De onderzoekster moet zich, kortom, naar eigen bevinden, steeds weer erg inhouden en “op vriendelijke, hoffelijke, maar vaste” toon interveniëren. “Ik krijg het daarmee steeds meer te kwaad, omdat ik mij gelijktijdig ook verafschuw dat ik het niet uitschreeuw en wegga.”
Van de sprekers en het publiek oogst Radonić wat ze al verwachtte: men mag over de situatie in Gaza niet zwijgen en tegenover “de hegemonie” verdient “het zogenaamd ‘gemarginaliseerde narratief’ ondersteuning…”
Tijdens de pauzes kwamen af en toe enkele Joodse collega’s naar Radonić toe om haar te bedanken. “Eentje vertelt dat ze de wetenschap gaat verlaten. Ze kreeg bijvoorbeeld te verstaan dat zij als Jodin niet over kolonialisme college kon geven.”
Radonić zag ook haar “lievelingscollega” uit Oekraïne terug. “Ze bedankt me eveneens voor mijn woorden. Bij een vroegere ontmoeting had ze me al eens uitgelegd hoezeer ze geïrriteerd raakt wanneer ze bij wetenschappelijke en kunstzinnige bijeenkomsten bijvoorbeeld in Duitsland steevast te horen krijgt hoe identiek het huidige lot van Oekraïne en Gaza zou zijn. Haar reactie luidt dan: nee, we hebben Rusland niet terroristisch overvallen, hou op met deze gevaarlijke gelijkstelling. Veelzeggend commentaar van Radonić: “Als ik met haar spreek, gaat het altijd wat beter met me.”

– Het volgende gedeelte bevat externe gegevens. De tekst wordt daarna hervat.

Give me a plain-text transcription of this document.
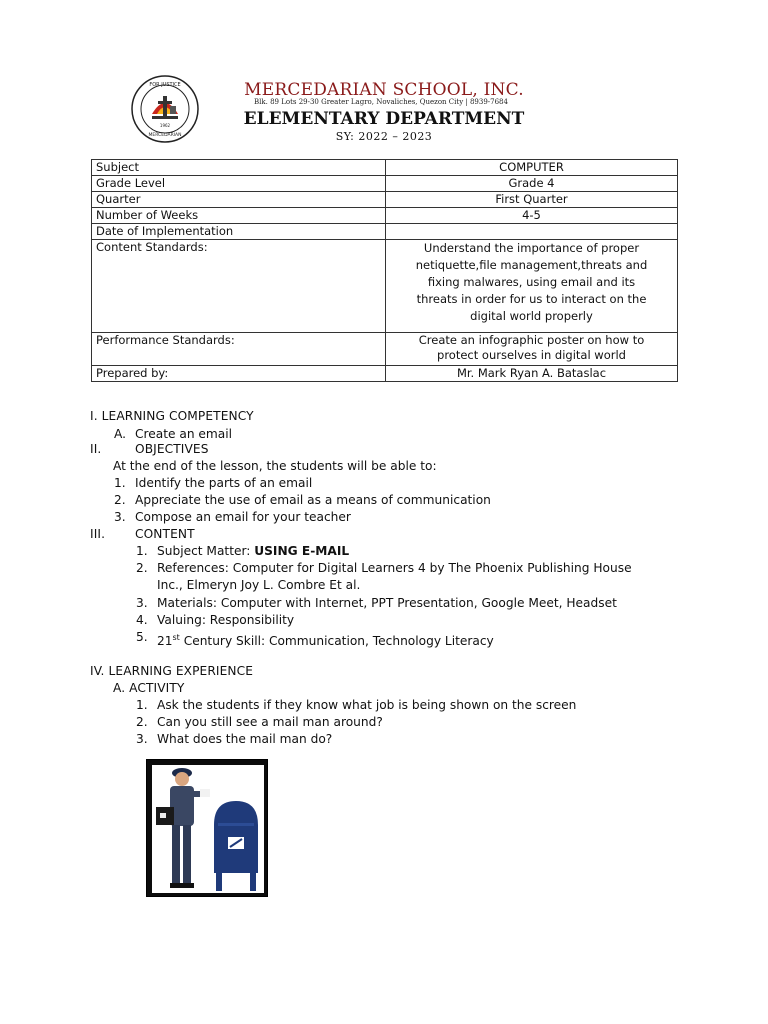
FOR JUSTICE
MERCEDARIAN
1962
MERCEDARIAN SCHOOL, INC.
Blk. 89 Lots 29-30 Greater Lagro, Novaliches, Quezon City | 8939-7684
ELEMENTARY DEPARTMENT
SY: 2022 – 2023
Subject	COMPUTER
Grade Level	Grade 4
Quarter	First Quarter
Number of Weeks	4-5
Date of Implementation	
Content Standards:	Understand the importance of proper
netiquette,file management,threats and
fixing malwares, using email and its
threats in order for us to interact on the
digital world properly

Performance Standards:	Create an infographic poster on how to
protect ourselves in digital world

Prepared by:	Mr. Mark Ryan A. Bataslac
I. LEARNING COMPETENCY
A. Create an email
II.	OBJECTIVES
At the end of the lesson, the students will be able to:
1. Identify the parts of an email
2. Appreciate the use of email as a means of communication
3. Compose an email for your teacher
III. CONTENT
1. Subject Matter: USING E-MAIL
2. References: Computer for Digital Learners 4 by The Phoenix Publishing House
Inc., Elmeryn Joy L. Combre Et al.
3. Materials: Computer with Internet, PPT Presentation, Google Meet, Headset
4. Valuing: Responsibility
5. 21st Century Skill: Communication, Technology Literacy
IV. LEARNING EXPERIENCE
A. ACTIVITY
1. Ask the students if they know what job is being shown on the screen
2. Can you still see a mail man around?
3. What does the mail man do?
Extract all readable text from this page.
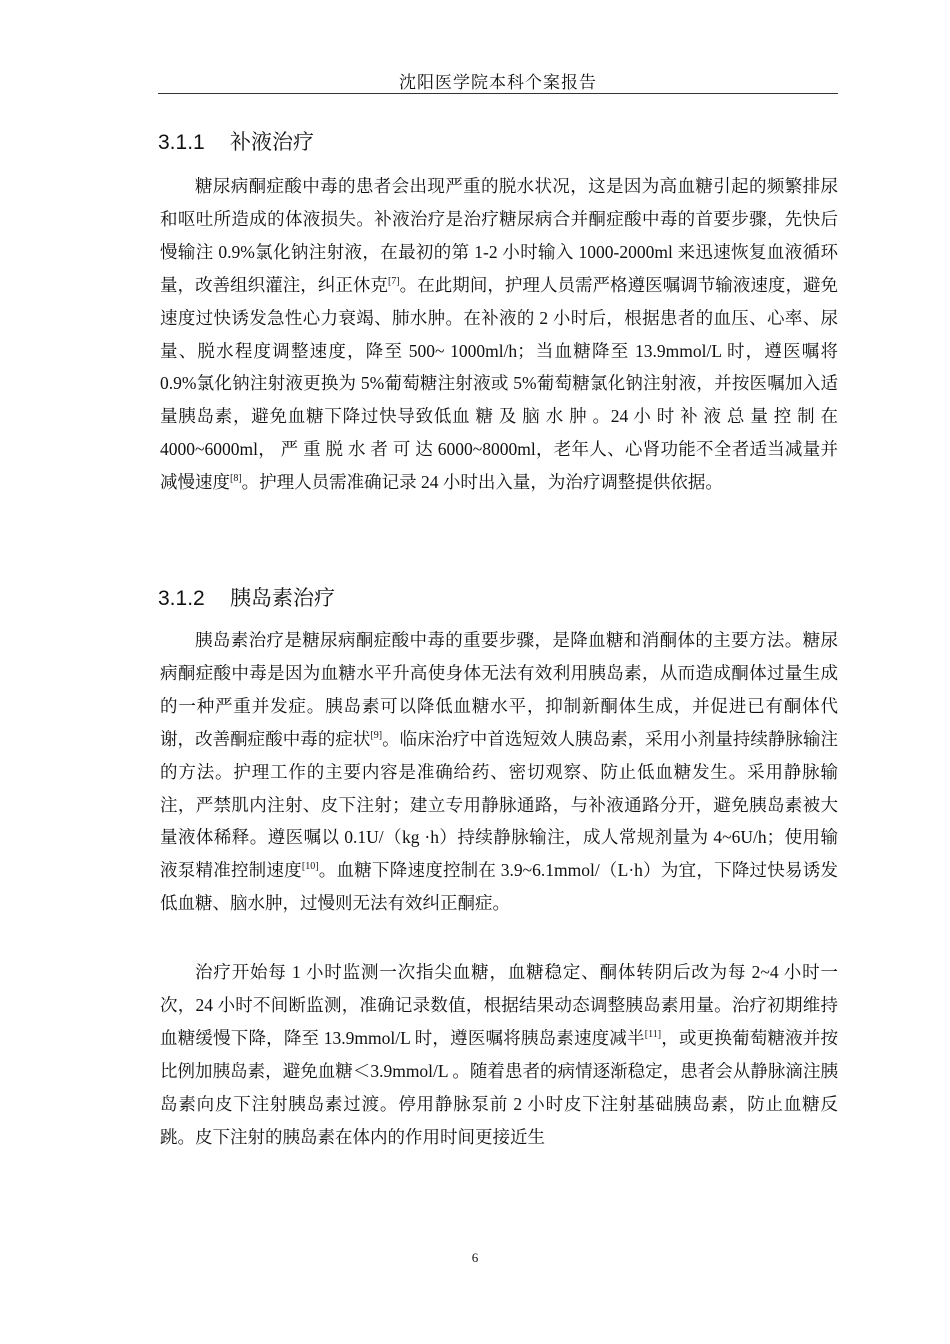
沈阳医学院本科个案报告
3.1.1 补液治疗

糖尿病酮症酸中毒的患者会出现严重的脱水状况，这是因为高血糖引起的频繁排尿和呕吐所造成的体液损失。补液治疗是治疗糖尿病合并酮症酸中毒的首要步骤，先快后慢输注 0.9%氯化钠注射液，在最初的第 1-2 小时输入 1000-2000ml 来迅速恢复血液循环量，改善组织灌注，纠正休克[7]。在此期间，护理人员需严格遵医嘱调节输液速度，避免速度过快诱发急性心力衰竭、肺水肿。在补液的 2 小时后，根据患者的血压、心率、尿量、脱水程度调整速度，降至 500~ 1000ml/h；当血糖降至 13.9mmol/L 时，遵医嘱将 0.9%氯化钠注射液更换为 5%葡萄糖注射液或 5%葡萄糖氯化钠注射液，并按医嘱加入适量胰岛素，避免血糖下降过快导致低血 糖 及 脑 水 肿 。24 小 时 补 液 总 量 控 制 在 4000~6000ml， 严 重 脱 水 者 可 达 6000~8000ml，老年人、心肾功能不全者适当减量并减慢速度[8]。护理人员需准确记录 24 小时出入量，为治疗调整提供依据。

3.1.2 胰岛素治疗

胰岛素治疗是糖尿病酮症酸中毒的重要步骤，是降血糖和消酮体的主要方法。糖尿病酮症酸中毒是因为血糖水平升高使身体无法有效利用胰岛素，从而造成酮体过量生成的一种严重并发症。胰岛素可以降低血糖水平，抑制新酮体生成，并促进已有酮体代谢，改善酮症酸中毒的症状[9]。临床治疗中首选短效人胰岛素，采用小剂量持续静脉输注的方法。护理工作的主要内容是准确给药、密切观察、防止低血糖发生。采用静脉输注，严禁肌内注射、皮下注射；建立专用静脉通路，与补液通路分开，避免胰岛素被大量液体稀释。遵医嘱以 0.1U/（kg ·h）持续静脉输注，成人常规剂量为 4~6U/h；使用输液泵精准控制速度[10]。血糖下降速度控制在 3.9~6.1mmol/（L·h）为宜，下降过快易诱发低血糖、脑水肿，过慢则无法有效纠正酮症。

治疗开始每 1 小时监测一次指尖血糖，血糖稳定、酮体转阴后改为每 2~4 小时一次，24 小时不间断监测，准确记录数值，根据结果动态调整胰岛素用量。治疗初期维持血糖缓慢下降，降至 13.9mmol/L 时，遵医嘱将胰岛素速度减半[11]，或更换葡萄糖液并按比例加胰岛素，避免血糖＜3.9mmol/L 。随着患者的病情逐渐稳定，患者会从静脉滴注胰岛素向皮下注射胰岛素过渡。停用静脉泵前 2 小时皮下注射基础胰岛素，防止血糖反跳。皮下注射的胰岛素在体内的作用时间更接近生

6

Ljiljana Radonić woonde ten slotte ook de algemene ledenvergadering bij van de conferentie. Daar werd het voorstel geopperd een werkgroep “Gaza” in te stellen. Waarom? Om op “de genocide” opmerkzaam te maken. “Op mijn bewust vriendelijke en terughoudende wijze, waarvan ik ziek word, antwoordde ik dat ook ik het verkeerd vind hoe weinig aandacht de 7e oktober 2023 en de Gaza-oorlog gekregen hebben, maar dat wellicht de werkgroep “7 oktober en Gaza” genoemd zou moeten worden, omdat nu eenmaal het ene met het andere samenhangt.”
Ze kreeg het vervolgens echt te kwaad toen ze daarna nog “in alle vriendelijkheid” aantekende “dat men over het vraagstuk van de genocide eerst in de werkgroep diende te discussiëren, omdat gelet op de problematiek van deze bewering het gebruik van het begrip voor de Gazastrook geenszins vooraf vast moest staan”.
Op de woordmelding van Radonić volgden vijf personen die “Gaza” en “genocide” wensten te koppelen. Radonić zou volgens één tegenspreker zelfs aan “whitewashing” doen.
“Slechts een handvol van de rond tachtig aanwezigen kwam me naloop voor mijn woorden bedanken”, geeft de Weense antisemitisme-expert nog aan. “Een collega sprak zelfs van “moedig’. Ik slik mijn woede over het woord weg. In plaats daarvan ga ik met vrienden uit eten. Ze waren er niet bij. Ik hoef hen alleen maar te zeggen: “Het is weer eens gebeurd.” Ze begrijpen meteen wat ik bedoel.”
Op het eind van haar bijdrage als “gastauteur” aan Mena-Watch stelt Ljiljana Radonić zich de vraag: waarom doe ik mij dit alles aan? Ze voert daarvoor drie redenen aan:
*omdat in geen geval Jodinnen en Joden dat zouden moeten doen,
*omdat zij, zoals juist één mij toevertrouwde, sowieso als vooringenomen beschouwd en niet gehoord worden,
*opdat enige Joden en evengoed niet-Joden zich minder alleen gelaten voelen,
*opdat een handvol onwetenden onder de aanwezigen er wellicht nota van neemt dat de normaliteit van de beschuldiging van genocide zo normaal helemaal niet is.
Bron: bijdrage “Die Wissenschaft und die Normalität des Genozids-Vorwurfs” door Ljiljana Radonić, vice-directrice van het Institut für Kulturwissenschaften van de Oostenrijkse Academie van Wetenschappen, lid van de Oostenrijkse IHRA-delegatie en eveneens verbonden aan het Institut für Politikwissenschaft van de Universiteit Wenen, aan Mena-Watch, een onafhankelijke denktank over het Midden-Oosten in Wenen.